Our enviroments, while theoretically mutable, aren't easy to change. And they seem to matter. People in the top fifth of the income distribution are twenty-eight times as likely to attend a selective college as those in the bottom fifth of the income distribution, for example. We don't choose our parents, and it seems as if those of us who are raised by someone other than our parents are usually worse off in the bargain - although perhaps starting off in a spot like that leaves one off poorly even with great improvement. And, of course, unlike J.K. Rowling or Eminem, most of us who find ourselves in poverty don't readily emerge from it to great riches by virtue of our intellectual talents. Parents who know that their poverty and lack of education is dragging down their children have little capacity to do anything about it. Even the heart wrenching option once available of sending tween or teen children into domestic service for a more prosperous family, or a scholarship funded tenure at a boarding school, in hopes that some of the benefits of that social class will rub off on them has largely vanished as options. Assortive marriage trends are reducing the availability of marriage as a means of class advancement, and American social class lines are deeper than those in contemporary Europe or earlier eras of American history. Just about the only thing a parent can do to improve the environment that the parent provides his or her children is to transform him or herself, which is a profoundly difficult matter.

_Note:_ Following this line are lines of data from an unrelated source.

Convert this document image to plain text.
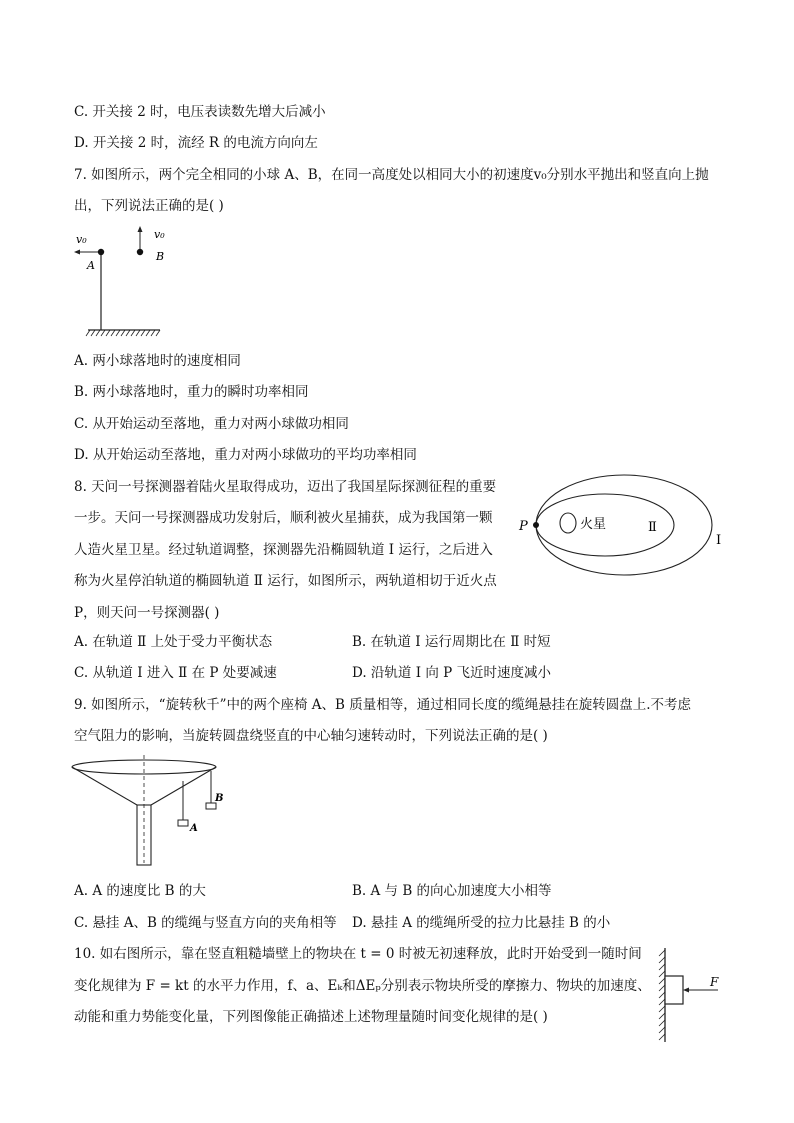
C. 开关接 2 时，电压表读数先增大后减小
D. 开关接 2 时，流经 R 的电流方向向左
7. 如图所示，两个完全相同的小球 A、B，在同一高度处以相同大小的初速度v₀分别水平抛出和竖直向上抛
出，下列说法正确的是( )
v₀
A
v₀
B
A. 两小球落地时的速度相同
B. 两小球落地时，重力的瞬时功率相同
C. 从开始运动至落地，重力对两小球做功相同
D. 从开始运动至落地，重力对两小球做功的平均功率相同
8. 天问一号探测器着陆火星取得成功，迈出了我国星际探测征程的重要
一步。天问一号探测器成功发射后，顺利被火星捕获，成为我国第一颗
人造火星卫星。经过轨道调整，探测器先沿椭圆轨道 Ⅰ 运行，之后进入
称为火星停泊轨道的椭圆轨道 Ⅱ 运行，如图所示，两轨道相切于近火点
P，则天问一号探测器( )
P	火星	Ⅱ
Ⅰ
A. 在轨道 Ⅱ 上处于受力平衡状态	B. 在轨道 Ⅰ 运行周期比在 Ⅱ 时短
C. 从轨道 Ⅰ 进入 Ⅱ 在 P 处要减速	D. 沿轨道 Ⅰ 向 P 飞近时速度减小
9. 如图所示，“旋转秋千”中的两个座椅 A、B 质量相等，通过相同长度的缆绳悬挂在旋转圆盘上.不考虑
空气阻力的影响，当旋转圆盘绕竖直的中心轴匀速转动时，下列说法正确的是( )
A
B
A. A 的速度比 B 的大	B. A 与 B 的向心加速度大小相等
C. 悬挂 A、B 的缆绳与竖直方向的夹角相等 D. 悬挂 A 的缆绳所受的拉力比悬挂 B 的小
10. 如右图所示，靠在竖直粗糙墙壁上的物块在 t = 0 时被无初速释放，此时开始受到一随时间
变化规律为 F = kt 的水平力作用，f、a、Eₖ和ΔEₚ分别表示物块所受的摩擦力、物块的加速度、
动能和重力势能变化量，下列图像能正确描述上述物理量随时间变化规律的是( )
F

Anecdotal evidence suggests that people do indeed change sometimes. But, the overwhelming weight of the statistics and studies tell us that this is the exception and not the norm, and becomes ever more exceptional as we get older. Kids who are well behind grade level in reading in the third grade are almost certainly not going to go to Harvard, are exceedingly unlikely to go to medical school or law school, and will have to struggle mightily and have considerable good fortune to earn a college degree of any kind. Kids who are perfect angels in fifth grade are exceedingly unlikely to have criminal justice problems or violence issues in the remainder of their lives unless they have a family history of a late manifesting mental health condition like bipolar disorder, or schizophrenia, or substance abuse, or experience a brain injury, or sustain PTSD.
I don't want the world to be this way. I'm a liberal. I believe in progress and opportunity and social mobility. I value education. Environment does matter, especially for the less well off, even if they can't change that environment themselves.
But, one can't simply ignore what study after study after study tells you either. One can look for loopholes and exceptions and ways to beat the system. There clearly are some and they should be leveraged for all that they are worth. The more I read these studies, the more that I am forced to conclude that policies designed to secure social justice have to focus more on developing meaningful productive paths for the people who we have in our society, and less on trying to transform people into something that they are not and cannot reasonably aspire to become -- especially for older youths and adults for whom the die is more firmly cast.